# What is the equation of the line normal to f(x)= x^3e^x  at x=2?

##### 1 Answer

$y = - \frac{x}{20 \cdot {e}^{2}} + \frac{1}{10 \cdot {e}^{2}} + 8 \cdot {e}^{2}$

#### Explanation:

From the given equation $f \left(x\right) = {x}^{3} \cdot {e}^{x}$ at $x = 2$

Let us solve for the point first. We should find $f \left(2\right)$

$f \left(2\right) = {2}^{3} \cdot {e}^{2} = 8 \cdot {e}^{2}$
We now have the point at $\left(2 , 8 {e}^{2}\right)$

Now, we need to compute the slope m and then obtain its negative reciprocal because, we are after the normal line.

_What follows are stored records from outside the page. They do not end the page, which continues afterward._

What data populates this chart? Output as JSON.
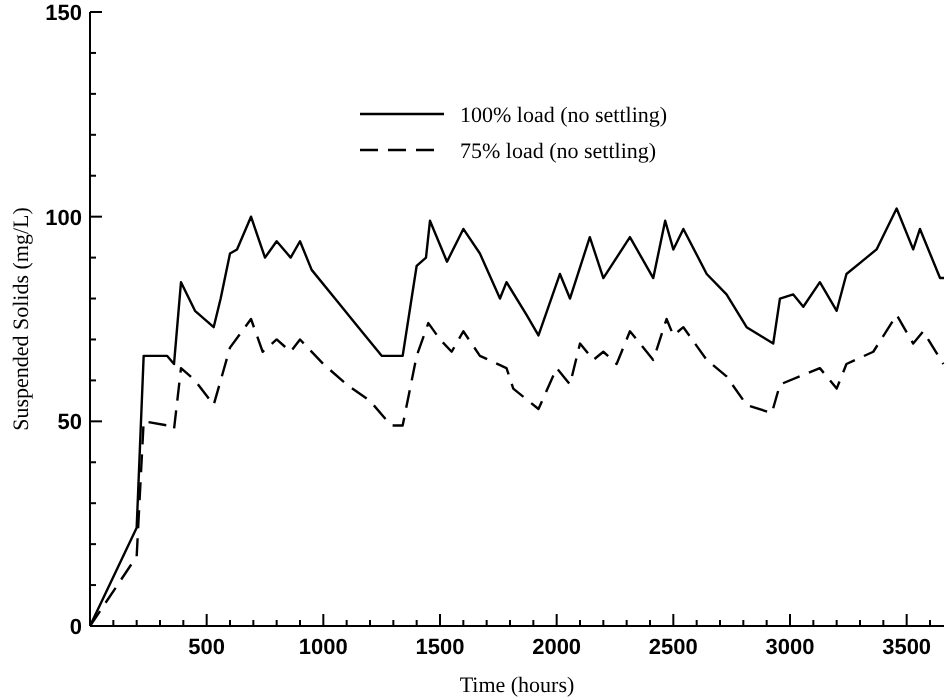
{
  "chart_data": {
    "type": "line",
    "xlabel": "Time (hours)",
    "ylabel": "Suspended Solids (mg/L)",
    "xlim": [
      0,
      3660
    ],
    "ylim": [
      0,
      150
    ],
    "xticks": [
      {
        "value": 100,
        "label": null
      },
      {
        "value": 200,
        "label": null
      },
      {
        "value": 300,
        "label": null
      },
      {
        "value": 400,
        "label": null
      },
      500,
      {
        "value": 600,
        "label": null
      },
      {
        "value": 700,
        "label": null
      },
      {
        "value": 800,
        "label": null
      },
      {
        "value": 900,
        "label": null
      },
      1000,
      {
        "value": 1100,
        "label": null
      },
      {
        "value": 1200,
        "label": null
      },
      {
        "value": 1300,
        "label": null
      },
      {
        "value": 1400,
        "label": null
      },
      1500,
      {
        "value": 1600,
        "label": null
      },
      {
        "value": 1700,
        "label": null
      },
      {
        "value": 1800,
        "label": null
      },
      {
        "value": 1900,
        "label": null
      },
      2000,
      {
        "value": 2100,
        "label": null
      },
      {
        "value": 2200,
        "label": null
      },
      {
        "value": 2300,
        "label": null
      },
      {
        "value": 2400,
        "label": null
      },
      2500,
      {
        "value": 2600,
        "label": null
      },
      {
        "value": 2700,
        "label": null
      },
      {
        "value": 2800,
        "label": null
      },
      {
        "value": 2900,
        "label": null
      },
      3000,
      {
        "value": 3100,
        "label": null
      },
      {
        "value": 3200,
        "label": null
      },
      {
        "value": 3300,
        "label": null
      },
      {
        "value": 3400,
        "label": null
      },
      3500,
      {
        "value": 3600,
        "label": null
      }
    ],
    "yticks": [
      0,
      {
        "value": 10,
        "label": null
      },
      {
        "value": 20,
        "label": null
      },
      {
        "value": 30,
        "label": null
      },
      {
        "value": 40,
        "label": null
      },
      50,
      {
        "value": 60,
        "label": null
      },
      {
        "value": 70,
        "label": null
      },
      {
        "value": 80,
        "label": null
      },
      {
        "value": 90,
        "label": null
      },
      100,
      {
        "value": 110,
        "label": null
      },
      {
        "value": 120,
        "label": null
      },
      {
        "value": 130,
        "label": null
      },
      {
        "value": 140,
        "label": null
      },
      150
    ],
    "legend": "top",
    "grid": false,
    "series": [
      {
        "name": "100% load (no settling)",
        "color": "#000000",
        "line_style": "solid",
        "x": [
          0,
          200,
          230,
          330,
          360,
          390,
          450,
          530,
          560,
          600,
          630,
          690,
          750,
          800,
          860,
          900,
          950,
          1050,
          1150,
          1250,
          1340,
          1400,
          1440,
          1457,
          1530,
          1600,
          1671,
          1757,
          1785,
          1871,
          1922,
          2014,
          2057,
          2142,
          2200,
          2314,
          2414,
          2465,
          2500,
          2543,
          2643,
          2728,
          2814,
          2928,
          2957,
          3014,
          3057,
          3128,
          3200,
          3242,
          3328,
          3371,
          3457,
          3528,
          3557,
          3643,
          3660
        ],
        "values": [
          0,
          24,
          66,
          66,
          64,
          84,
          77,
          73,
          80,
          91,
          92,
          100,
          90,
          94,
          90,
          94,
          87,
          80,
          73,
          66,
          66,
          88,
          90,
          99,
          89,
          97,
          91,
          80,
          84,
          76,
          71,
          86,
          80,
          95,
          85,
          95,
          85,
          99,
          92,
          97,
          86,
          81,
          73,
          69,
          80,
          81,
          78,
          84,
          77,
          86,
          90,
          92,
          102,
          92,
          97,
          85,
          85
        ]
      },
      {
        "name": "75% load (no settling)",
        "color": "#000000",
        "line_style": "dashed",
        "x": [
          0,
          200,
          230,
          330,
          360,
          390,
          450,
          530,
          570,
          600,
          690,
          740,
          800,
          860,
          900,
          1000,
          1100,
          1200,
          1290,
          1340,
          1400,
          1450,
          1500,
          1550,
          1600,
          1671,
          1785,
          1814,
          1922,
          2000,
          2057,
          2100,
          2157,
          2200,
          2257,
          2314,
          2414,
          2471,
          2500,
          2543,
          2643,
          2728,
          2814,
          2922,
          2957,
          3042,
          3128,
          3200,
          3242,
          3357,
          3457,
          3528,
          3571,
          3657
        ],
        "values": [
          0,
          17,
          50,
          49,
          48,
          63,
          60,
          54,
          62,
          68,
          75,
          67,
          70,
          67,
          70,
          64,
          59,
          55,
          49,
          49,
          66,
          74,
          70,
          67,
          72,
          66,
          63,
          58,
          53,
          63,
          59,
          69,
          65,
          67,
          64,
          72,
          65,
          75,
          71,
          73,
          65,
          61,
          54,
          52,
          59,
          61,
          63,
          58,
          64,
          67,
          76,
          69,
          72,
          64
        ]
      }
    ]
  }
}
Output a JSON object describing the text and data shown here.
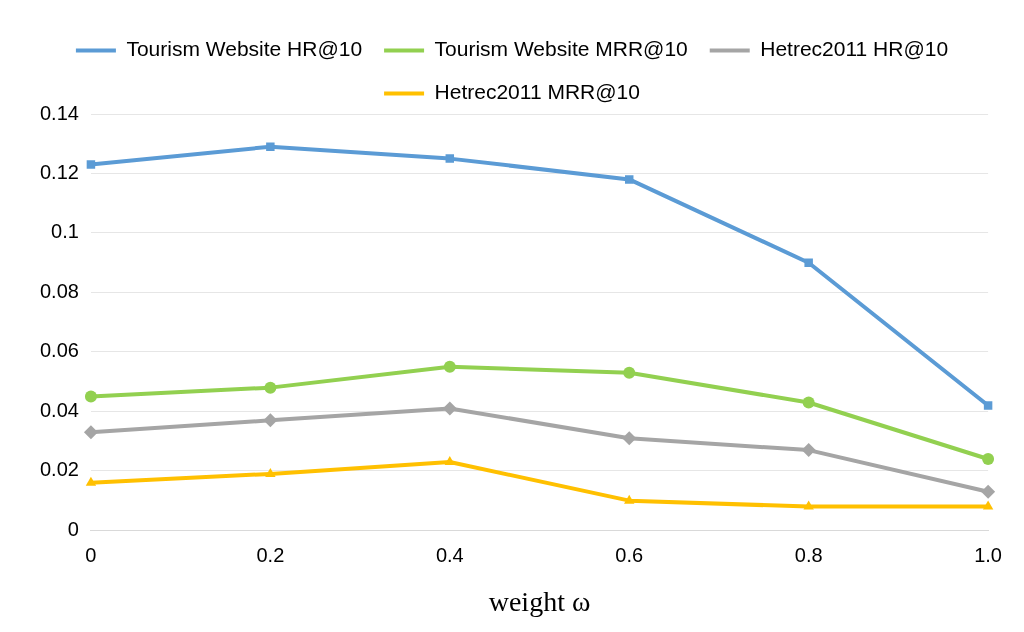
{
  "chart_data": {
    "type": "line",
    "xlabel": "weight ω",
    "categories": [
      "0",
      "0.2",
      "0.4",
      "0.6",
      "0.8",
      "1.0"
    ],
    "series": [
      {
        "name": "Tourism Website HR@10",
        "color": "#5b9bd5",
        "marker": "square",
        "values": [
          0.123,
          0.129,
          0.125,
          0.118,
          0.09,
          0.042
        ]
      },
      {
        "name": "Tourism Website MRR@10",
        "color": "#92d050",
        "marker": "circle",
        "values": [
          0.045,
          0.048,
          0.055,
          0.053,
          0.043,
          0.024
        ]
      },
      {
        "name": "Hetrec2011 HR@10",
        "color": "#a5a5a5",
        "marker": "diamond",
        "values": [
          0.033,
          0.037,
          0.041,
          0.031,
          0.027,
          0.013
        ]
      },
      {
        "name": "Hetrec2011 MRR@10",
        "color": "#ffc000",
        "marker": "triangle",
        "values": [
          0.016,
          0.019,
          0.023,
          0.01,
          0.008,
          0.008
        ]
      }
    ],
    "ylim": [
      0,
      0.14
    ],
    "yticks": [
      0,
      0.02,
      0.04,
      0.06,
      0.08,
      0.1,
      0.12,
      0.14
    ],
    "grid": "y",
    "legend": "top",
    "line_style": "solid"
  }
}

First derivative of $f \left(x\right)$ is $f ' \left(x\right)$

$\frac{d}{\mathrm{dx}} f \left(x\right) = f ' \left(x\right) = \frac{d}{\mathrm{dx}} \left({x}^{3} \cdot {e}^{x}\right) = {e}^{x} \cdot \frac{d}{\mathrm{dx}} \left({x}^{3}\right) + {x}^{3} \cdot \frac{d}{\mathrm{dx}} \left({e}^{x}\right)$

$f ' \left(x\right) = 3 {x}^{2} \cdot {e}^{x} + {x}^{3} \cdot {e}^{x}$

for slope $m = f ' \left(2\right)$ use $x = 2$

$f ' \left(x\right) = 3 {x}^{2} \cdot {e}^{x} + {x}^{3} \cdot {e}^{x}$
$f ' \left(2\right) = 3 {\left(2\right)}^{2} \cdot {e}^{2} + {\left(2\right)}^{3} \cdot {e}^{2}$
$f ' \left(2\right) = 12 \cdot {e}^{2} + 8 \cdot {e}^{2}$
$f ' \left(2\right) = 20 \cdot {e}^{2}$
and $m = f ' \left(2\right) = 20 \cdot {e}^{2}$

For the normal line, we need $m ' = - \frac{1}{m}$

$m ' = - \frac{1}{m} = - \frac{1}{20 \cdot {e}^{2}}$

Let us write the Normal line equation using $m ' = - \frac{1}{20 \cdot {e}^{2}}$ and the point $\left(2 , 8 {e}^{2}\right)$

By Point-Slope form

$y - {y}_{1} = m ' \left(x - {x}_{1}\right)$

$y - 8 {e}^{2} = - \frac{1}{20 \cdot {e}^{2}} \left(x - 2\right)$

$y = - \frac{1}{20 \cdot {e}^{2}} \left(x - 2\right) + 8 {e}^{2}$

$\textcolor{red}{y = - \frac{x}{20 \cdot {e}^{2}} + \frac{1}{10 \cdot {e}^{2}} + 8 \cdot {e}^{2} \text{ }}$the required Normal Line

God bless....I hope the explanation is useful.